A: Satire. The much-lauded Mad Men is a jaundiced commentary on an impression, a tainted recollection. By highlighting the excesses of marketing executives in a time of license, the show calls up the moral laxity tolerated among the upper crust.

 

Similarly, The Simpsons was part of a new wave of popular comedy that skewered the lingering impressions of the “normal”, nuclear American family.

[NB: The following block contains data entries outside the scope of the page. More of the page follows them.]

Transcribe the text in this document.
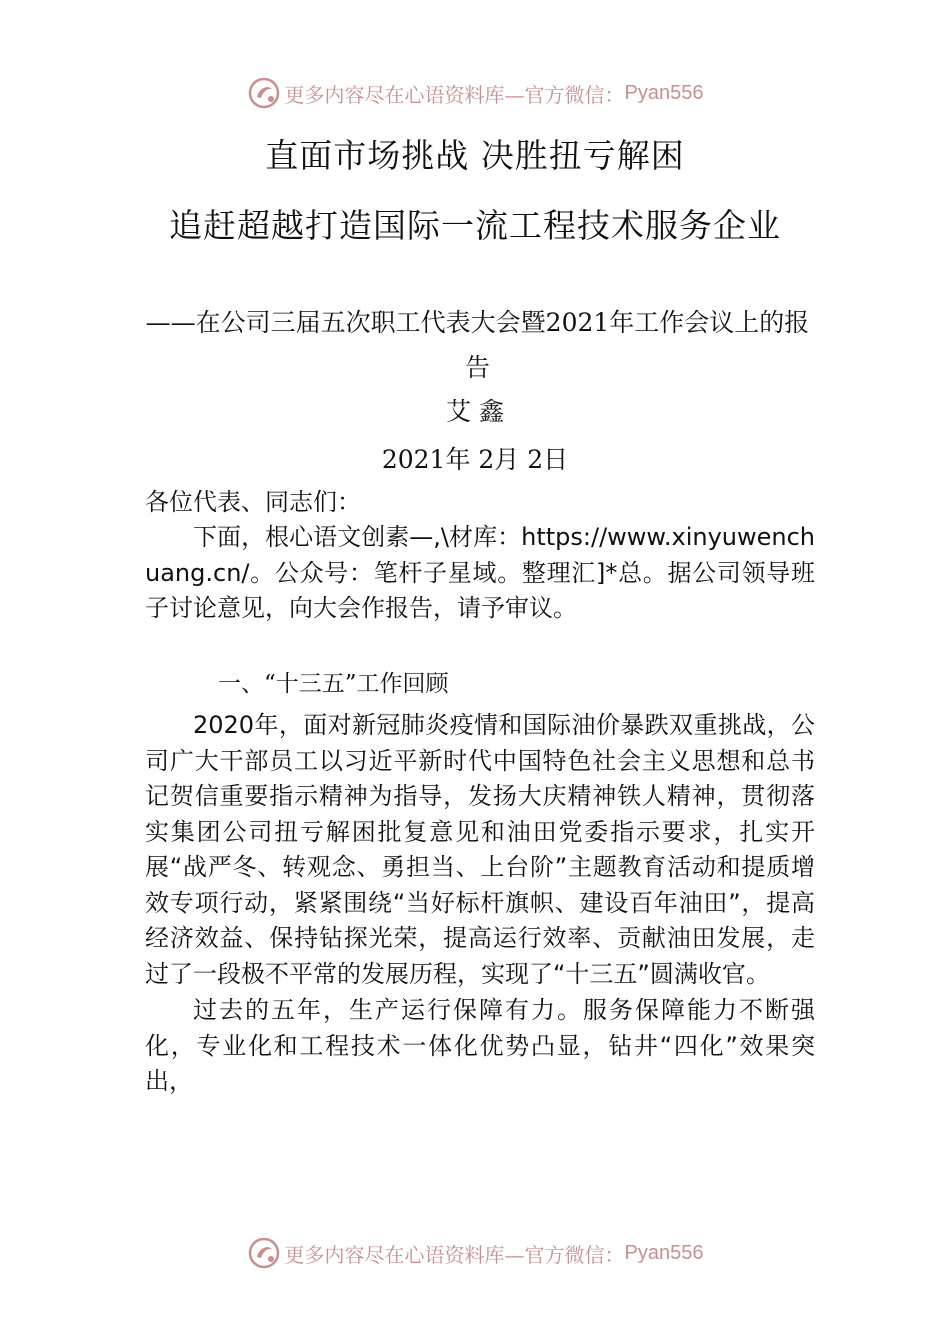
更多内容尽在心语资料库—官方微信： Pyan556
直面市场挑战 决胜扭亏解困
追赶超越打造国际一流工程技术服务企业
——在公司三届五次职工代表大会暨2021年工作会议上的报告
艾 鑫
2021年 2月 2日
各位代表、同志们：

下面，根心语文创素—,\材库：https://www.xinyuwenchuang.cn/。公众号：笔杆子星域。整理汇]*总。据公司领导班子讨论意见，向大会作报告，请予审议。

一、“十三五”工作回顾

2020年，面对新冠肺炎疫情和国际油价暴跌双重挑战，公司广大干部员工以习近平新时代中国特色社会主义思想和总书记贺信重要指示精神为指导，发扬大庆精神铁人精神，贯彻落实集团公司扭亏解困批复意见和油田党委指示要求，扎实开展“战严冬、转观念、勇担当、上台阶”主题教育活动和提质增效专项行动，紧紧围绕“当好标杆旗帜、建设百年油田”，提高经济效益、保持钻探光荣，提高运行效率、贡献油田发展，走过了一段极不平常的发展历程，实现了“十三五”圆满收官。

过去的五年，生产运行保障有力。服务保障能力不断强化，专业化和工程技术一体化优势凸显，钻井“四化”效果突出，

更多内容尽在心语资料库—官方微信： Pyan556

Both of these shows build drama by exploiting a disconnect between popular ideas of normalcy with the lived experience of the protagonists which, it is supposed, we share. Dissonance can be a very powerful way for an artist to highlight the strangeness, irony, or cruelty of the world. The pop art movement (without which we might not have either of the aforementioned TV shows) took images from mass-produced sources and placed them in unusual settings or combinations to subtly call out the disorder that lay beneath the surface of a supposedly placid consumer culture.

Juxtaposition in Pop Art

Take, for example, I Was a Rich Man’s Plaything, possibly the first example of the genre (and certainly the first to actually contain the word “pop,” for whatever that’s worth.) The juxtaposition of some soft-core smut next to a firing gun highlights the inhumanity of a person being a plaything, while simultaneously showcasing the dissonance that such a violent concept is offered up as entertainment. This connection of objectification-as-violence is reinforced by the association with an ad for Coca-Cola, and a patriotic “Keep ‘Em Flying!” banner, as though it were a patriotic duty to subjugate women and maintain the existing social order.
Now, this image is nearly 70 years old, so I won’t pretend that I have anything new to say about it. I mention it because it provides a nice illustration of the theme I want to touch on today: dissonance in art.

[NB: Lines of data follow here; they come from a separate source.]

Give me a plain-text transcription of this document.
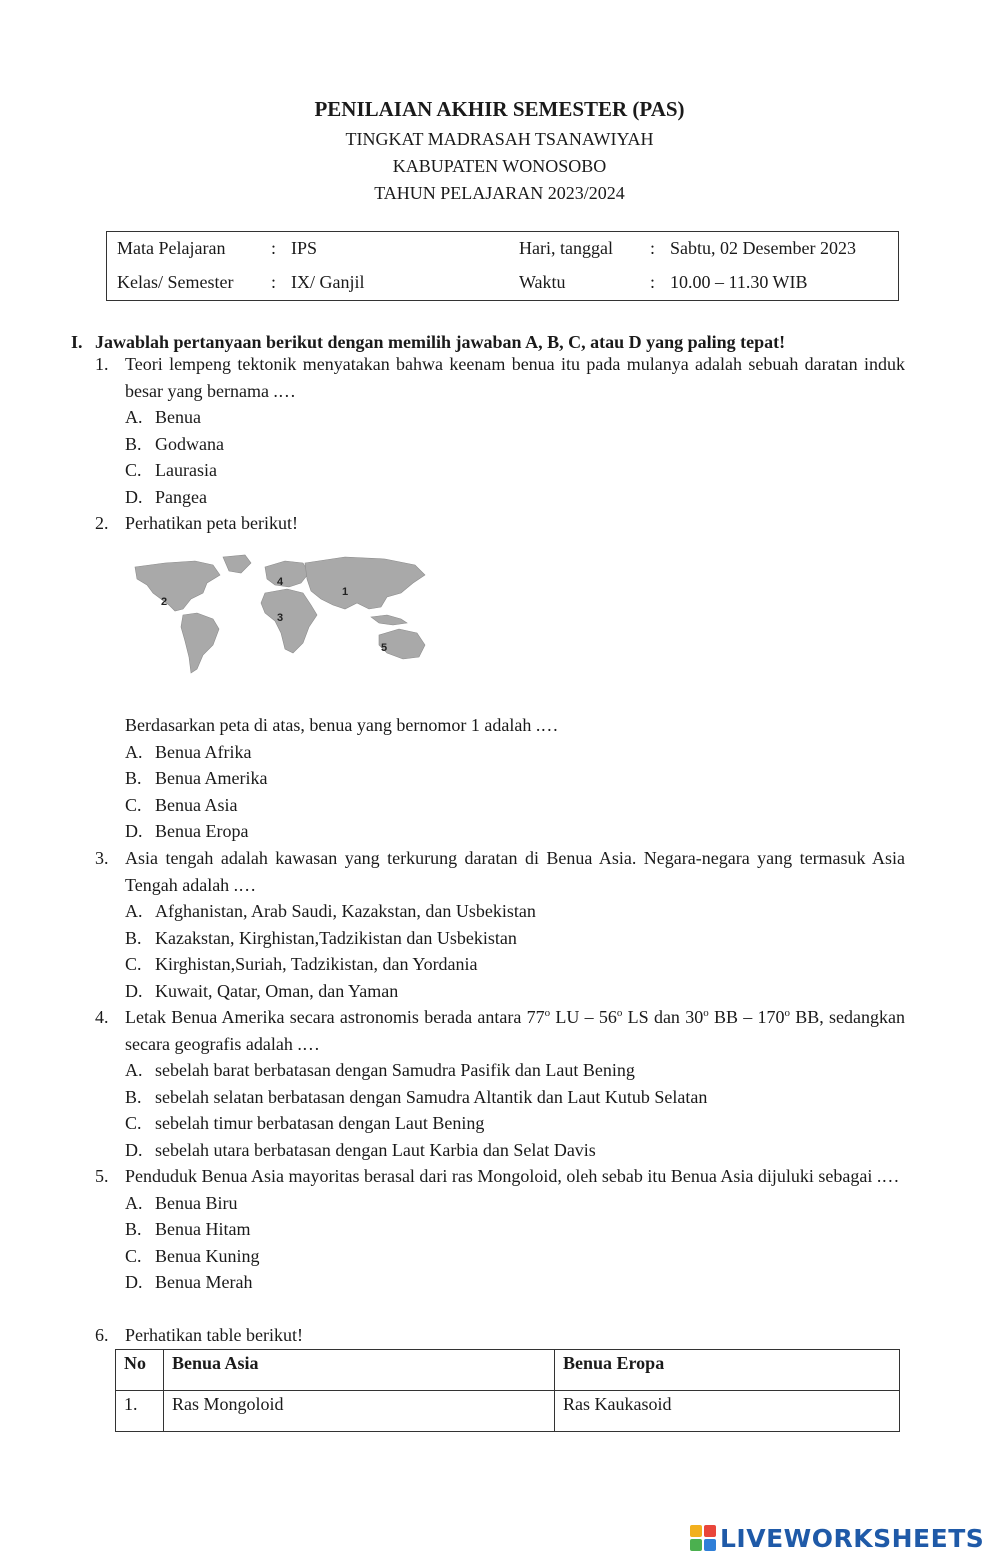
PENILAIAN AKHIR SEMESTER (PAS)
TINGKAT MADRASAH TSANAWIYAH
KABUPATEN WONOSOBO
TAHUN PELAJARAN 2023/2024
Mata Pelajaran	: IPS	Hari, tanggal : Sabtu, 02 Desember 2023
Kelas/ Semester : IX/ Ganjil	Waktu	: 10.00 – 11.30 WIB
I. Jawablah pertanyaan berikut dengan memilih jawaban A, B, C, atau D yang paling tepat!
1. Teori lempeng tektonik menyatakan bahwa keenam benua itu pada mulanya adalah sebuah daratan induk besar yang bernama .…
A. Benua
B. Godwana
C. Laurasia
D. Pangea
2. Perhatikan peta berikut!
1
2
3
4
5
Berdasarkan peta di atas, benua yang bernomor 1 adalah .…
A. Benua Afrika
B. Benua Amerika
C. Benua Asia
D. Benua Eropa
3. Asia tengah adalah kawasan yang terkurung daratan di Benua Asia. Negara-negara yang termasuk Asia Tengah adalah .…
A. Afghanistan, Arab Saudi, Kazakstan, dan Usbekistan
B. Kazakstan, Kirghistan,Tadzikistan dan Usbekistan
C. Kirghistan,Suriah, Tadzikistan, dan Yordania
D. Kuwait, Qatar, Oman, dan Yaman
4. Letak Benua Amerika secara astronomis berada antara 77$^o$ LU – 56$^o$ LS dan 30$^o$ BB – 170$^o$ BB, sedangkan secara geografis adalah .…
A. sebelah barat berbatasan dengan Samudra Pasifik dan Laut Bening
B. sebelah selatan berbatasan dengan Samudra Altantik dan Laut Kutub Selatan
C. sebelah timur berbatasan dengan Laut Bening
D. sebelah utara berbatasan dengan Laut Karbia dan Selat Davis
5. Penduduk Benua Asia mayoritas berasal dari ras Mongoloid, oleh sebab itu Benua Asia dijuluki sebagai .…
A. Benua Biru
B. Benua Hitam
C. Benua Kuning
D. Benua Merah
6. Perhatikan table berikut!
No	Benua Asia	Benua Eropa
1.	Ras Mongoloid	Ras Kaukasoid
LIVEWORKSHEETS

The Song: Bombs Away, by the Police

My first example is “Bombs Away” by the Police. Written by drummer Stewart Copeland, the song is about the Soviet invasion of Afghanistan. It opens with a frenetic cymbal over some cacophonous synth that drones between two tones, almost like a siren. Then the song resolves into something slightly more conventional, but with cynical lyrics:

The general scratches his belly and thinks
His pay is good but his officers stink
Guerrilla girl, hard and sweet
A military man would love to meet


The only 2 characters in this song, the general and the President, are both powerful men who are completely removed from the gravity of their respective situations; the President’s “shirts are clean but his country reeks.” The general, for his part, can think only of the “guerilla girl.” And throughout it all is the droning, impossibly bouncy chorus: “Bombs away, but we’re okay.” So long as the reality of bombing missions happens over there, we’re fine over here.

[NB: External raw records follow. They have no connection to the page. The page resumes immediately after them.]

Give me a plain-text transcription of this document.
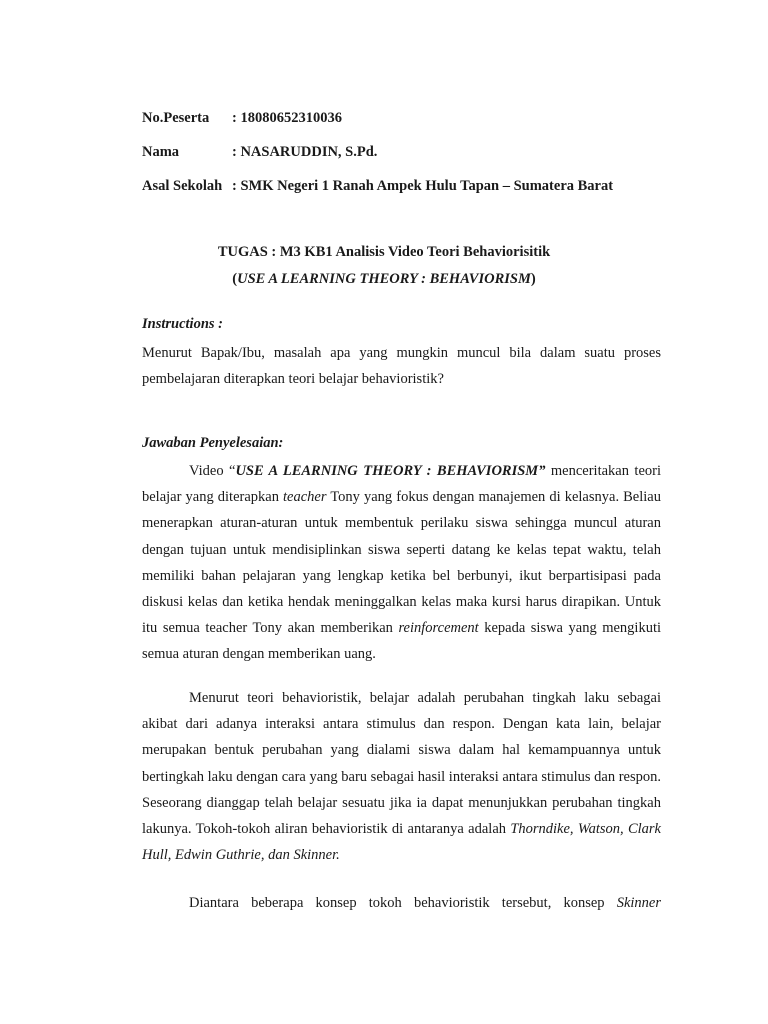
No.Peserta : 18080652310036
Nama	: NASARUDDIN, S.Pd.
Asal Sekolah : SMK Negeri 1 Ranah Ampek Hulu Tapan – Sumatera Barat
TUGAS : M3 KB1 Analisis Video Teori Behaviorisitik
(USE A LEARNING THEORY : BEHAVIORISM)
Instructions :
Menurut Bapak/Ibu, masalah apa yang mungkin muncul bila dalam suatu proses pembelajaran diterapkan teori belajar behavioristik?
Jawaban Penyelesaian:
Video “USE A LEARNING THEORY : BEHAVIORISM” menceritakan teori belajar yang diterapkan teacher Tony yang fokus dengan manajemen di kelasnya. Beliau menerapkan aturan-aturan untuk membentuk perilaku siswa sehingga muncul aturan dengan tujuan untuk mendisiplinkan siswa seperti datang ke kelas tepat waktu, telah memiliki bahan pelajaran yang lengkap ketika bel berbunyi, ikut berpartisipasi pada diskusi kelas dan ketika hendak meninggalkan kelas maka kursi harus dirapikan. Untuk itu semua teacher Tony akan memberikan reinforcement kepada siswa yang mengikuti semua aturan dengan memberikan uang.
Menurut teori behavioristik, belajar adalah perubahan tingkah laku sebagai akibat dari adanya interaksi antara stimulus dan respon. Dengan kata lain, belajar merupakan bentuk perubahan yang dialami siswa dalam hal kemampuannya untuk bertingkah laku dengan cara yang baru sebagai hasil interaksi antara stimulus dan respon. Seseorang dianggap telah belajar sesuatu jika ia dapat menunjukkan perubahan tingkah lakunya. Tokoh-tokoh aliran behavioristik di antaranya adalah Thorndike, Watson, Clark Hull, Edwin Guthrie, dan Skinner.
Diantara beberapa konsep tokoh behavioristik tersebut, konsep Skinner
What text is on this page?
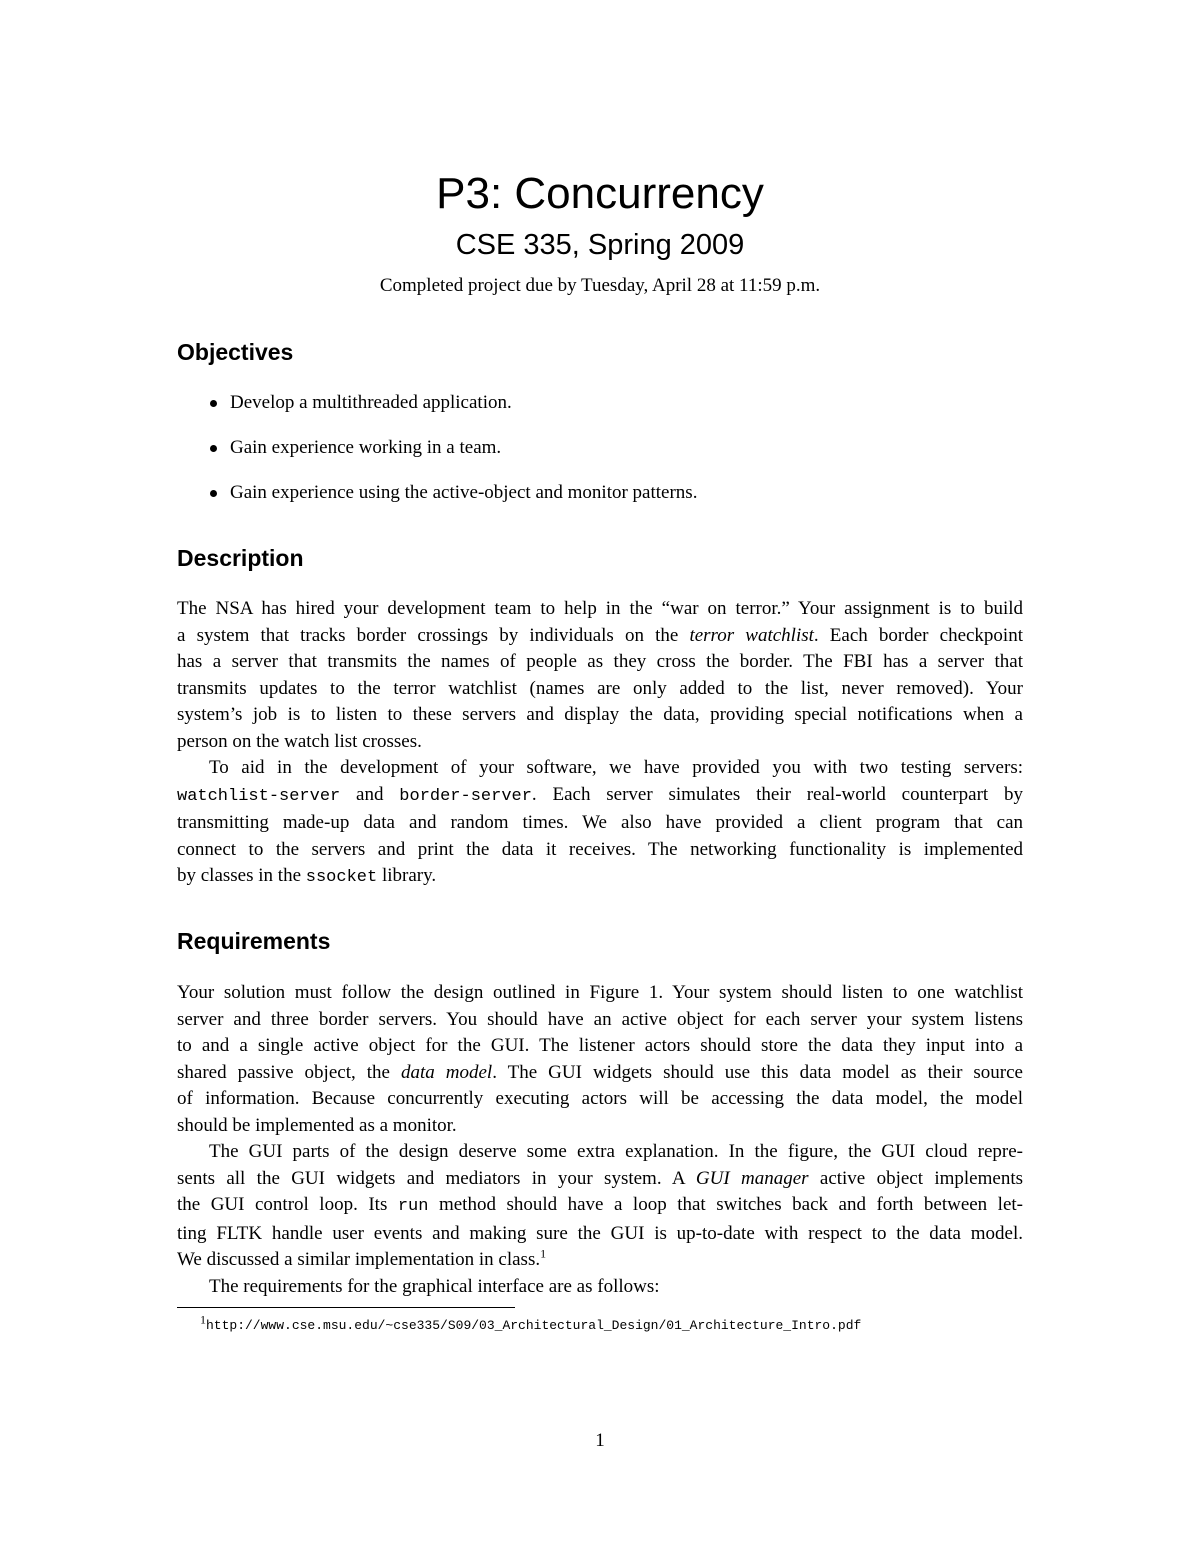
P3: Concurrency
CSE 335, Spring 2009
Completed project due by Tuesday, April 28 at 11:59 p.m.
Objectives
Develop a multithreaded application.
Gain experience working in a team.
Gain experience using the active-object and monitor patterns.
Description
The NSA has hired your development team to help in the “war on terror.” Your assignment is to build
a system that tracks border crossings by individuals on the terror watchlist. Each border checkpoint
has a server that transmits the names of people as they cross the border. The FBI has a server that
transmits updates to the terror watchlist (names are only added to the list, never removed). Your
system’s job is to listen to these servers and display the data, providing special notifications when a
person on the watch list crosses.
To aid in the development of your software, we have provided you with two testing servers:
watchlist-server and border-server. Each server simulates their real-world counterpart by
transmitting made-up data and random times. We also have provided a client program that can
connect to the servers and print the data it receives. The networking functionality is implemented
by classes in the ssocket library.
Requirements
Your solution must follow the design outlined in Figure 1. Your system should listen to one watchlist
server and three border servers. You should have an active object for each server your system listens
to and a single active object for the GUI. The listener actors should store the data they input into a
shared passive object, the data model. The GUI widgets should use this data model as their source
of information. Because concurrently executing actors will be accessing the data model, the model
should be implemented as a monitor.
The GUI parts of the design deserve some extra explanation. In the figure, the GUI cloud repre-
sents all the GUI widgets and mediators in your system. A GUI manager active object implements
the GUI control loop. Its run method should have a loop that switches back and forth between let-
ting FLTK handle user events and making sure the GUI is up-to-date with respect to the data model.
We discussed a similar implementation in class.$^1$
The requirements for the graphical interface are as follows:
1http://www.cse.msu.edu/~cse335/S09/03_Architectural_Design/01_Architecture_Intro.pdf
1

This song has so much to say about the vagaries and ironies of war that I don’t have time to delve into here (if you’re intrigued by the prosaic side of a war, please allow me to recommend “The Sword of Honor” trilogy of novels by the wonderful English writer Evelyn Waugh) but it does point out the hypocrisy of sending others to fight: go ahead and bomb the other guys, bomb them back to the paleolithic if you must, just keep the fighting foreign.

 

And that, for me, is one of the concerns I have with the breadth of current US military ventures. I don’t think we’re doing a good enough job of caring for our veterans; millions of them are homeless, and many of them suffering from ailments, both physical and mental. These people laid their lives on the line for our country, but once they returned from their service, we found that we were unprepared to care for them. This disconnect between a long-term goal we think we’re prepared to work for, versus the high price of actually achieving it, echoes in the clanging guitar of this song.

The verdict

To return to the questions of art: this song pulls elements of the quotidian (in this instance, the day-to-day of an admittedly esoteric demographic), elements we expect to be addressed in Sousa-like pomp or deadpan seriousness, and instead shoehorns these themes into a cheerful melody. The resulting medium is, I propose, the message. The self-aware sweetness of the song contrasts with the violence of the lyrics to underscore the cognitive dissonance a people must adopt in order to send young women and men to die in order to preserve a way of life, especially a way of life enjoyed most deeply by those in the least danger.